It also notes that 0.4 percent of those who do show symptoms will die from the SARS-CoV-2 virus. To perform the role of protection, said the CDC, capable even a piece of old clothing that you want to cover your mouth and nose. "This is not believed to be the main form of spread of the virus, but we are still learning more about this virus".
The CDC says people should continue to clean and disinfect dirty surfaces that could be harboring the virus.
COVID-19 has been declared a global pandemic.
The information's contained on the CDC's official website.
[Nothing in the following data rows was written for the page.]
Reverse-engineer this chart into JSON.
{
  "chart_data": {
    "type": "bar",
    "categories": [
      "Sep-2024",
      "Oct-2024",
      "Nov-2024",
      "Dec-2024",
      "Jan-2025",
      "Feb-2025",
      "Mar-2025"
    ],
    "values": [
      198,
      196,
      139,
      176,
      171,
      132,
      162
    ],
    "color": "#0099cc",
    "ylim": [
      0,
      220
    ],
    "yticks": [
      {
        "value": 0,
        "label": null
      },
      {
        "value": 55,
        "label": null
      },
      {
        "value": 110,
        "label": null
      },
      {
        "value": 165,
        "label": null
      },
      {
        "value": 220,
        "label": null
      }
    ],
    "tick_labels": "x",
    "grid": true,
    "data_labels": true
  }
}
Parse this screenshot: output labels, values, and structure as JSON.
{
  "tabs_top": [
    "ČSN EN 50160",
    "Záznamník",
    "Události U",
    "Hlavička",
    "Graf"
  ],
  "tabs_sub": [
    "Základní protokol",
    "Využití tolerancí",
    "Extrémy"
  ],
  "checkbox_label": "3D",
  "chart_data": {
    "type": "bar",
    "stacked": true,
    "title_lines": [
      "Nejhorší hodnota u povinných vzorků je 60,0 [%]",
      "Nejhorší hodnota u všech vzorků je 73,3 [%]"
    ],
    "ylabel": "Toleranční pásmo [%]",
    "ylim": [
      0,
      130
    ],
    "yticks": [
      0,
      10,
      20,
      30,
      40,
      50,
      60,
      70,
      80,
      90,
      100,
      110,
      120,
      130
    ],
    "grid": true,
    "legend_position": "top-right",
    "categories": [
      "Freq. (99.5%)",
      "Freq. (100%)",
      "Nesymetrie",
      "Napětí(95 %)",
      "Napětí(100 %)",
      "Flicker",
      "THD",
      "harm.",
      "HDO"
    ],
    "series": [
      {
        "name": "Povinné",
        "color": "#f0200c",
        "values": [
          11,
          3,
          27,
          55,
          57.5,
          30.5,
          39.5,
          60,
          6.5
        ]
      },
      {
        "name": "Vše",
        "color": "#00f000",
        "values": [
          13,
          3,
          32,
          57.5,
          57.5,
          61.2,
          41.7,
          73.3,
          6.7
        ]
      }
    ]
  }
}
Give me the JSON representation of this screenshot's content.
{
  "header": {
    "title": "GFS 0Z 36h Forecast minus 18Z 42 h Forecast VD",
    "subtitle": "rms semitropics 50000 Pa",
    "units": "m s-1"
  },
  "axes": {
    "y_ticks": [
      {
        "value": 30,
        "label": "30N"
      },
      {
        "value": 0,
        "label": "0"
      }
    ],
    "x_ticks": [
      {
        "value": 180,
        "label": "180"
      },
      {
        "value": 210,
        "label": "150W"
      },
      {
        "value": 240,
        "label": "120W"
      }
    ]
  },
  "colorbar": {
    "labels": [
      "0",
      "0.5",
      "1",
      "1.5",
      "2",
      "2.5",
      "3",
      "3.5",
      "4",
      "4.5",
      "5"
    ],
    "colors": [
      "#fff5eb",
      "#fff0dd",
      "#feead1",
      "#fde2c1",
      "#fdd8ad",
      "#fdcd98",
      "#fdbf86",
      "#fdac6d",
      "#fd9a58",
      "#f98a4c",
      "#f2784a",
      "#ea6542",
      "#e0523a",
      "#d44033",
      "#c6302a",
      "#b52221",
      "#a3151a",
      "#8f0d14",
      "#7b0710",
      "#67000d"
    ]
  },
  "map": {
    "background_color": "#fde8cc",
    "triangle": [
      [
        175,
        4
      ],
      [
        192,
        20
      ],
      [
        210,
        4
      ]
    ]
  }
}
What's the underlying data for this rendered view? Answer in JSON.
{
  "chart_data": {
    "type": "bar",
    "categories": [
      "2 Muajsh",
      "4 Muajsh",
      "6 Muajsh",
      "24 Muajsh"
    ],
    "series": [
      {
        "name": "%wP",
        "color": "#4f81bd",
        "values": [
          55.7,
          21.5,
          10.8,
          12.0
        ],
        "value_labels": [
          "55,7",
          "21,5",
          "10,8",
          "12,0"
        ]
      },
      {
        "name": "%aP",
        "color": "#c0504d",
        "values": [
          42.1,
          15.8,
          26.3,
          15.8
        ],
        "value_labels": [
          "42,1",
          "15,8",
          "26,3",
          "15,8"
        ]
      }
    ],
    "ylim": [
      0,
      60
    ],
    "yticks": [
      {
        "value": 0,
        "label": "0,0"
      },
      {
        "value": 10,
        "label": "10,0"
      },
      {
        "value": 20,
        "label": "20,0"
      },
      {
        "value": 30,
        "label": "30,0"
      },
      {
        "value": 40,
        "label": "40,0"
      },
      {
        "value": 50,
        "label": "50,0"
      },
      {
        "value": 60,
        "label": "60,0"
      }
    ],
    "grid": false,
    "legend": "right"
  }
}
And with individuals who may be infected with COVID-19 but are asymptomatic, a person who feels completely healthy and has not yet been tested can be spreading the virus unknowingly.
The previous advise had stated that it "may be possible" to catch Covid-19 from contaminated surfaces.
'At this time, the risk of COVID-19 spreading from animals to people is considered to be low, ' it says.
The CDC made the change because researchers analyzed contact tracing data from infected persons to learn more about how they were exposed to the coronavirus, which has killed more than 1,800 Ohioans, UH's Armitage said.
The virus spread rapidly "through respiratory droplets produced when an infected person coughs, sneezes, or talks".
"Testing is recommended for all neonates born to women with confirmed or suspected COVID-19, regardless of whether there are signs of infection in the neonate", the federal health agency said in the guidelines released Wednesday.
A study published in the New England Journal of Medicine earlier found that viable coronavirus could live on surfaces such as plastic and stainless steel for three days and it can survive on cardboard for up to 24 hours. "Our transmission language has not changed", Nordlund said, according to news reports.
The change to the CDC website, without formal announcement or explanation, concerns Angela Rasmussen, a virologist at the Columbia University School of Public Health.
And if people find comfort in "quarantining" their mail or wiping down plastic packaging with disinfectant, "there's no harm in doing that", Rasmussen said.